Krasikov, who moved from Georgia to the States at the age of eight, is in a good position to understand the mindset of these pragmatic emigres. Living in both the present and the past, but still in constant mobile-phone contact with the motherland, they inhabit a debilitating dual reality. It's not that they're sentimental about what they've left behind - far from it - but find themselves gradually diminished by lives of compromise and calculation.

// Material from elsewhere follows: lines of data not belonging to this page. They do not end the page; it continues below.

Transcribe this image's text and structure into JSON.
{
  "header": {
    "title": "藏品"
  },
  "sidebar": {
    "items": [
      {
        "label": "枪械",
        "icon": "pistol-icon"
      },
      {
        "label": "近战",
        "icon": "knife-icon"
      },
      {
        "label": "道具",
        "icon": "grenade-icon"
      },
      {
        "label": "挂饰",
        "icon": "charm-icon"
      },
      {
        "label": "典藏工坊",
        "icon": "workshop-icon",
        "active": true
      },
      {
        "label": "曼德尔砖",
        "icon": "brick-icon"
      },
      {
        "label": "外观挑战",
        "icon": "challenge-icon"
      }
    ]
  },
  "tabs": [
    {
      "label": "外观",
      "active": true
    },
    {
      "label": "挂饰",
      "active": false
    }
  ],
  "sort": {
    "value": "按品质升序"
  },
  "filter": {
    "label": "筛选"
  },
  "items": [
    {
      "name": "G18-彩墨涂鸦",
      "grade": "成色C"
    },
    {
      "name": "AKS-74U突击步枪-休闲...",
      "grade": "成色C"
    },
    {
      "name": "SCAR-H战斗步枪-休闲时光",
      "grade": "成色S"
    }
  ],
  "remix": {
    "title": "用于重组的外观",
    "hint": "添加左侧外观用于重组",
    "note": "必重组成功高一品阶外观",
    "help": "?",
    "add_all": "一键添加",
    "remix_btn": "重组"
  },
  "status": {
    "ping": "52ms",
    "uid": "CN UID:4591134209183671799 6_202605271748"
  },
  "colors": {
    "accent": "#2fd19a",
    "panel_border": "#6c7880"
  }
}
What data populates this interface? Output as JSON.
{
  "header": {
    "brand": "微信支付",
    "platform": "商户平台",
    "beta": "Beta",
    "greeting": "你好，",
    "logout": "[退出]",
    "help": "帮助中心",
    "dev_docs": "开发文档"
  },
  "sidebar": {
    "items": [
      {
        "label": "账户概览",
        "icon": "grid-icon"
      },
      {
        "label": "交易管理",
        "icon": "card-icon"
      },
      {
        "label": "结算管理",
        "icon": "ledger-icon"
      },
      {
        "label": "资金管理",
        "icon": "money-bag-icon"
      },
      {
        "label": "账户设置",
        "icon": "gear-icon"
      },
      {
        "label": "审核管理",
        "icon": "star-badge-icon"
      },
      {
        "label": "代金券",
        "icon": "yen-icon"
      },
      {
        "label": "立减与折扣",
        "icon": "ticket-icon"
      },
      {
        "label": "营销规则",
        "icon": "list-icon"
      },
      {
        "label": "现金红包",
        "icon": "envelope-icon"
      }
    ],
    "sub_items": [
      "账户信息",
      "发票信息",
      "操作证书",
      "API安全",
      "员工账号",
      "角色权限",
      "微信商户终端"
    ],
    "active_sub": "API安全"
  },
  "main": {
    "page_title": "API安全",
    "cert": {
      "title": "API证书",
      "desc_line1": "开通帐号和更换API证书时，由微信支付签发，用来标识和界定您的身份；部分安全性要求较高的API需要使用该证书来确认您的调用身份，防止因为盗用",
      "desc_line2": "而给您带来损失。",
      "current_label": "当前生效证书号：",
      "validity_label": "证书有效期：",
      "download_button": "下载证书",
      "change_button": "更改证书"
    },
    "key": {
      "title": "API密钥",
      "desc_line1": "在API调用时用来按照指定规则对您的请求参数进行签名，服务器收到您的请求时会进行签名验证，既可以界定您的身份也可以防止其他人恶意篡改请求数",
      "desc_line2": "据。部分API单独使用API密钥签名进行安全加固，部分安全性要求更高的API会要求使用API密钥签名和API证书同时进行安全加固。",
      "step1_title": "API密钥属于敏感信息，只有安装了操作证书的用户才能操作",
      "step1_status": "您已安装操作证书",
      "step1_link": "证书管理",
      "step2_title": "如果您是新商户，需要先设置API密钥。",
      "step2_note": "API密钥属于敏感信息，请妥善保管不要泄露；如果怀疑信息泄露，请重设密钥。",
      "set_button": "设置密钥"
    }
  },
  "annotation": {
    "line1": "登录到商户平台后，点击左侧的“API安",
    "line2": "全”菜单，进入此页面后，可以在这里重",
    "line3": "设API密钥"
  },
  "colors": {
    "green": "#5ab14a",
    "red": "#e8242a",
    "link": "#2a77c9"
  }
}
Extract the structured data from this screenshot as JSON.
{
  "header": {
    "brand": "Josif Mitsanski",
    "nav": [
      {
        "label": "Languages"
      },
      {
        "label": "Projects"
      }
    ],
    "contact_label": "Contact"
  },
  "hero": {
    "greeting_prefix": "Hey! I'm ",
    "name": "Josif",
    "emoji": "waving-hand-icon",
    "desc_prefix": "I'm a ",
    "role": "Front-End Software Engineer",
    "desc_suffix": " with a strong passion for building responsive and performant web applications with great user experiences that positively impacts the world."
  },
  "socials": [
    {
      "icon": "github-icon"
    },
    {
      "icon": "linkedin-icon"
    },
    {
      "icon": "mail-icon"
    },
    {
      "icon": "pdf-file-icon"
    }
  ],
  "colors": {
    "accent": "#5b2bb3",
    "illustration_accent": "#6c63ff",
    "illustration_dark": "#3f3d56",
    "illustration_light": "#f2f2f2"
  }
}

In one of the collection's most touching stories, "Maia in Yonkers", a Georgian widow in her forties, finds work as a nurse for an elderly Italian woman suffering from dementia. When Maia finally saves up enough money to bring her teenage son, Gogi, over from Tbilisi for a visit, he's casually dismissive of New York - only brightening up when the increasingly senile Mrs Trapolli, in a moment of rare lucidity, decides to buy him an expensive down jacket. The competing emotional needs of all three characters neatly dovetail as Krasikov unravels the ties that bind East and West, mother and son.

Love is what everyone wants, but in this world of illegal status and marrying strangers to get residency, everything reduces to the level of a transaction.

While most stories of modern immigration concentrate on the pangs of exile or the thrills of re-invention, Krasikov succeeds in capturing an experience that is neither one thing or another.

Her shrewd and highly readable narratives - masterclasses in elegant composition - evoke a series of relationships whose real currency has nobody fooled.